Bonus Transcripts: The best insect sex advice this side of Indonesia!

Some of you know, I'm in the process of listening to the Savage Lovecast back episodes. Earlier this week I listened to episode 209, and the last call he played included this gem:

Hi Dan. I'm a science graduate student, and for reasons beyond my control I had to spend my entire day today watching fruit flies try to get it on in little lab chambers. I've been here in the lab for the past 13 hours, watched and scored 156 pairs of fruit flies have - or attempt to have - sex, and listened to 21 Savage Love podcasts. Taking in all that advice you dispensed from episodes 1-21 of the podcast in my fruit-fly-courtship-induced delirium, I started to think of sex advice for fruit flies! Here it is for the benefit of your underserved fruit fly listenership; and who knows, maybe some people might find it helpful also.
Okay.
1) If you make a copulation attempt on a girl without following her around for a while first, your ass is going to get rejected.
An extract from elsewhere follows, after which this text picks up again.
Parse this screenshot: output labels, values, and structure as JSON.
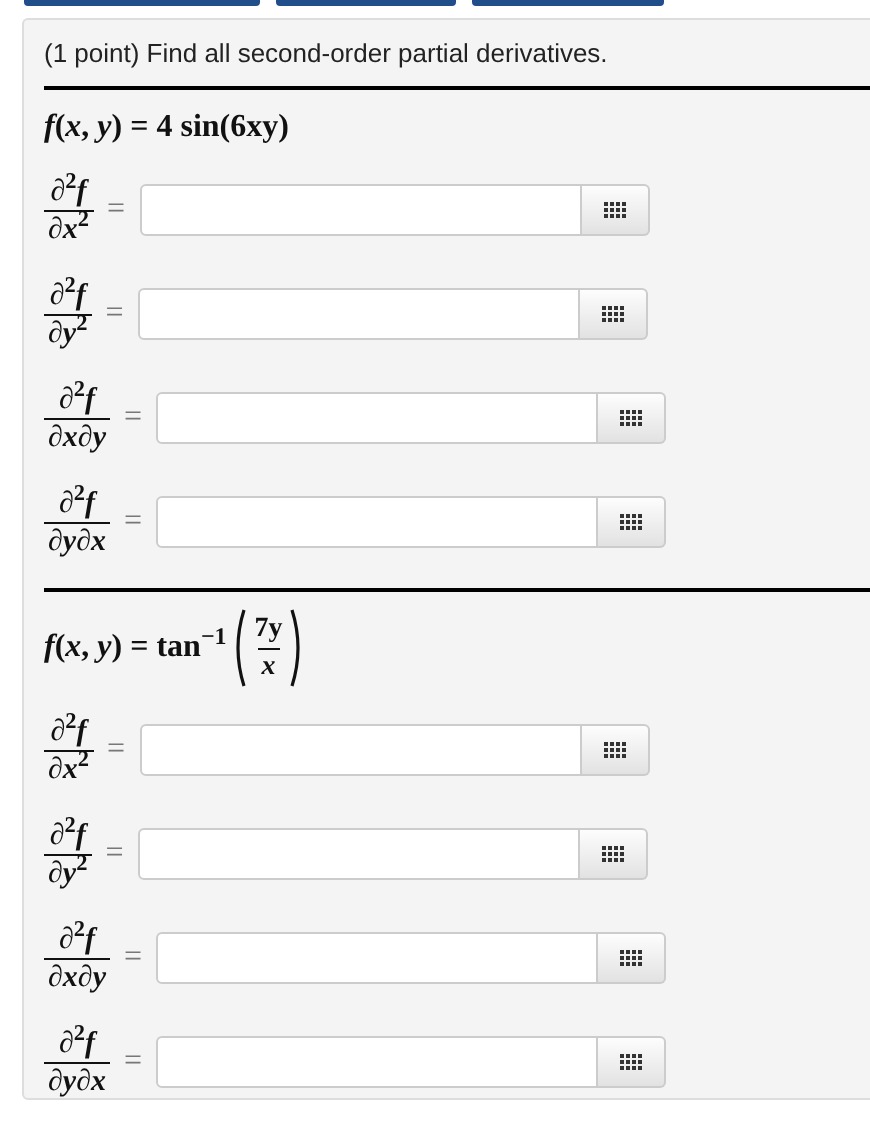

2) You can sing to a lady all day, but it's going to get you nowhere unless you have the balls to get in there and do a little tapping and licking.
3) And finally, if you find yourself in a little glass-topped ceramic well with a virgin female, you might as well get it on because you've only got 10 more minutes to live.
Hope that's helpful, and Dan, thanks again for bringing a bunch more sex - be it gay, straight, bi, or dolphin - into this long day I've spent in the lab.